Data is the New Oil! and it is upto the smart ones to mine it!

This just about sums up the relevance of data today. In this article, we discuss about understanding what is Data and how to mine data, which brings us to the next relevant topic - how to mine data?

Analytics holds the key to transform or mine data into information. We discuss about the broad domains where Analytics may be applied and try to understand what can be achieved with analytics. Before jumping into advanced analytics, we discuss the importance of Exploratory Data Analysis,a topic which is often not given its due importance by geeky nerds willing to jump the gun into advanced algorithms.

If Analytics is the so called 'Light Sabre' then certainly Data Scientists are the new Jedi!

So what is Analytics? Broadly the term “Analytics” covers a wide umbrella of domains such as Prediction, Forecasting, Credit Risk & Fraud Detection, Market Segmentation, and Sentiment Analysis to name a few. Analytics may be considered as a layer of operation on data to produce meaningful insights and predictions. Thus, for example, if we had the entire Employee Data for a certain company, the HR team could, on the basis of historical data, predict a typical potential candidate for resignation or give an estimate of the percentage of attrition prediction for the next quarter.

This information could prove extremely valuable to the senior management to plan let’s say their upcoming recruitment cycle.

This brings us to the more fundamental question: What is data?

The answer being very simple! Everything and anything around us is a potential data source! The very fact that we are meeting with students & faculty discussing analytics in a B-School could be a data point for “number of Industry Expert Lectures hosted by this B School in this year”.

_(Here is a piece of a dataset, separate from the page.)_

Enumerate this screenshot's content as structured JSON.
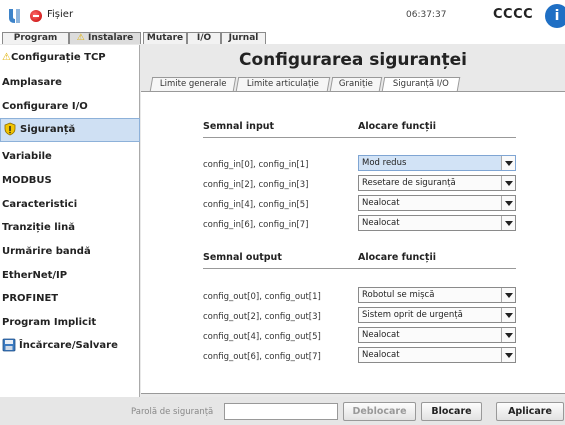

Analytics can be applied over data at various levels, and at the very base, lies “reporting”, which summarizes and presents information of “that which has happened”.

As we go up one level and use forecasting and predictive machine learning on that which has happened, we can predict “that which can happen”, given similar occurrences in the past. As we keep bumping up the technology level, we are nearing the domain of Artificial Intelligence (AI) wherein we aim to create systems which can actually “think” and learn themselves: Enter the worlds of robots and automation!

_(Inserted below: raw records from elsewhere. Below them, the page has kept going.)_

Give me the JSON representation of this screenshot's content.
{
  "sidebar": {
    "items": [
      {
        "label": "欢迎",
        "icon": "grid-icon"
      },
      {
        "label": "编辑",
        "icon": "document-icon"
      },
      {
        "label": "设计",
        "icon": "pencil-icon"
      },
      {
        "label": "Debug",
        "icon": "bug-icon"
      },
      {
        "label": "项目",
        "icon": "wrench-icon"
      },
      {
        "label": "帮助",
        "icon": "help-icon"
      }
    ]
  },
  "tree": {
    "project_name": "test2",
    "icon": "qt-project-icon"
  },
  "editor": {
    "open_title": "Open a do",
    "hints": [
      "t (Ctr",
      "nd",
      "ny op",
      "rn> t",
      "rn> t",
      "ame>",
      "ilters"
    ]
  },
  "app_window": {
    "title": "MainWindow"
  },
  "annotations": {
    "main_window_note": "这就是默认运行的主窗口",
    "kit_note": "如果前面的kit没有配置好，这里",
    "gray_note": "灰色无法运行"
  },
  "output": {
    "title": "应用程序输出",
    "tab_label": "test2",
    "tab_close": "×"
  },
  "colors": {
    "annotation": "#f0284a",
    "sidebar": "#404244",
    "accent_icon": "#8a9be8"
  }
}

Should we be scared? Does this mean that the white collar jobs will be redundant?

Actually both Yes and No! Some repetitive manual jobs on the lower side of technology will be redundant. But at the very same time, newer opportunities in advanced analytics will open up.

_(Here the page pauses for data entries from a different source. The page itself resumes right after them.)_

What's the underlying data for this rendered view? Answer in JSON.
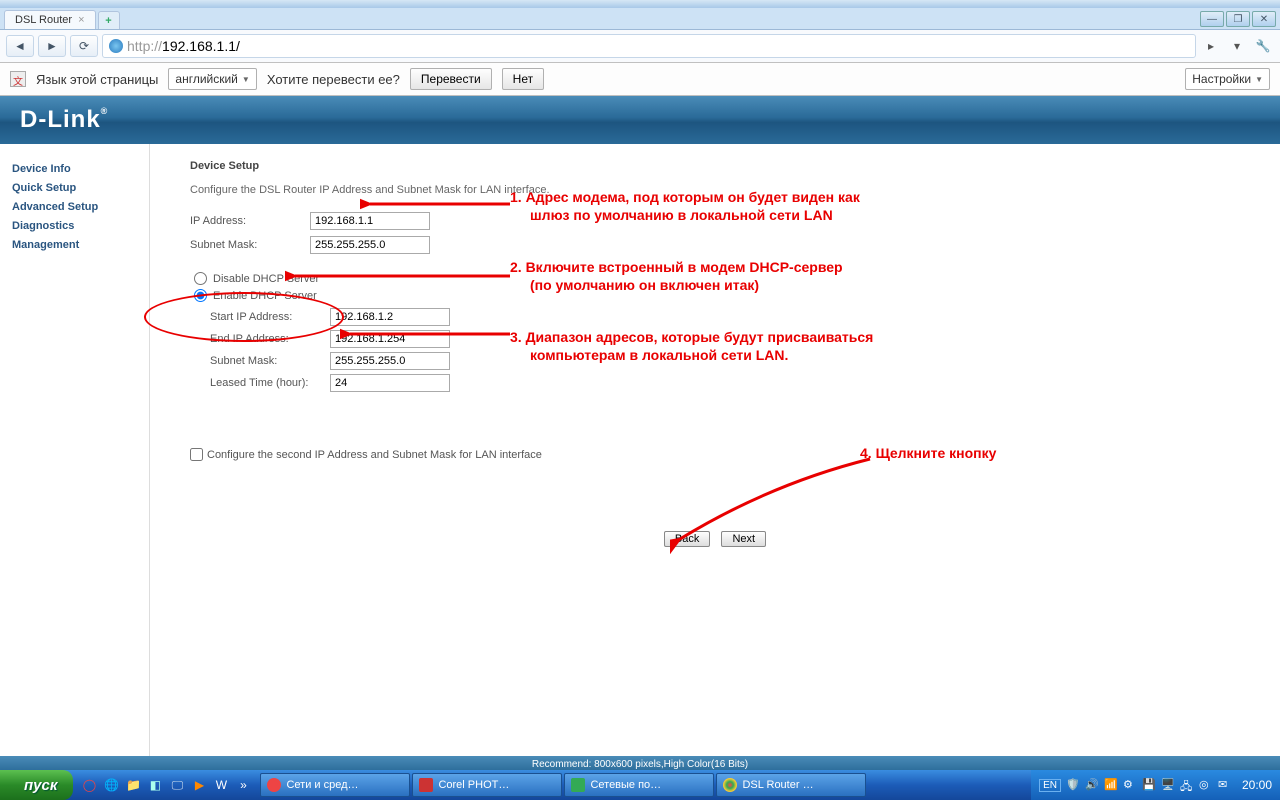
{
  "browser": {
    "tab_title": "DSL Router",
    "url_grey": "http://",
    "url_black": "192.168.1.1/",
    "new_tab": "+"
  },
  "translate": {
    "prompt1": "Язык этой страницы",
    "language": "английский",
    "prompt2": "Хотите перевести ее?",
    "btn_yes": "Перевести",
    "btn_no": "Нет",
    "settings": "Настройки"
  },
  "brand": "D-Link",
  "sidebar": {
    "items": [
      "Device Info",
      "Quick Setup",
      "Advanced Setup",
      "Diagnostics",
      "Management"
    ]
  },
  "page": {
    "title": "Device Setup",
    "desc": "Configure the DSL Router IP Address and Subnet Mask for LAN interface.",
    "ip_label": "IP Address:",
    "ip_value": "192.168.1.1",
    "mask_label": "Subnet Mask:",
    "mask_value": "255.255.255.0",
    "dhcp_disable": "Disable DHCP Server",
    "dhcp_enable": "Enable DHCP Server",
    "start_ip_label": "Start IP Address:",
    "start_ip_value": "192.168.1.2",
    "end_ip_label": "End IP Address:",
    "end_ip_value": "192.168.1.254",
    "sub_mask_label": "Subnet Mask:",
    "sub_mask_value": "255.255.255.0",
    "leased_label": "Leased Time (hour):",
    "leased_value": "24",
    "second_ip": "Configure the second IP Address and Subnet Mask for LAN interface",
    "btn_back": "Back",
    "btn_next": "Next"
  },
  "annotations": {
    "a1_l1": "1. Адрес модема, под которым он будет виден как",
    "a1_l2": "шлюз по умолчанию  в локальной сети LAN",
    "a2_l1": "2. Включите встроенный в модем DHCP-сервер",
    "a2_l2": "(по умолчанию он включен итак)",
    "a3_l1": "3. Диапазон адресов, которые будут присваиваться",
    "a3_l2": "компьютерам в локальной сети LAN.",
    "a4": "4. Щелкните кнопку"
  },
  "statusbar": "Recommend: 800x600 pixels,High Color(16 Bits)",
  "taskbar": {
    "start": "пуск",
    "tasks": [
      "Сети и сред…",
      "Corel PHOT…",
      "Сетевые по…",
      "DSL Router …"
    ],
    "lang": "EN",
    "clock": "20:00"
  }
}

Data Science being a multidisciplinary subject would require skilled resources from various domains such as Statistics, Engineering, Computer Science to name a few. This is the decade of Data and the world is moving towards becoming smarter and leaner in terms of technology, both of which mean tremendous opportunity for aspiring Data Scientists / Engineers/ Analysts in today’s businesses.

As an example of how Advanced Analytics can help businesses take smarter decisions, we look at some transactional data from a typical retail store. (See Table 1)
Table 1 : Transactional Customer Data (Part File Shown)

Can we mine this data to understand and segment the customers such that we can target a select group of customers based on their profile?

The answer, as you guessed, is: Yes we can! The Transactional data can be used to “create” more informative computed attributes (see Table 2) which tells us how frequently a customer visits the store, the interval between visits , the Total amount purchased, etc.
Table 2: Computed Information aggregated at a customer level (Part File shown)

This information, if aggregated at a customer level, can be fed to a typical “machine learning” Algorithm for segmentation, resulting in a few categories of customers. The categorized data can then be summarized to arrive at attributes ( See Table 3) on which the strategy team can take decisions on further sales promotion:
Table 3: Final Summarized Segmentation of Customers

From Table 3, we easily find out that the Customers belonging to Category 3 result in 58% of the Revenue but form only 10% of the customer base!

We instantly find out our potential high value customers.

So, we started from a lengthy transactional file consisting of almost a quarter million rows of data; and ended up with just 4 lines that carry all the values that we require. This shows how advanced analytics is simplifying strategic decision-making in businesses! So now it would be a good time to grab that machine learning book and starting off on the most “sexy” career path of this decade!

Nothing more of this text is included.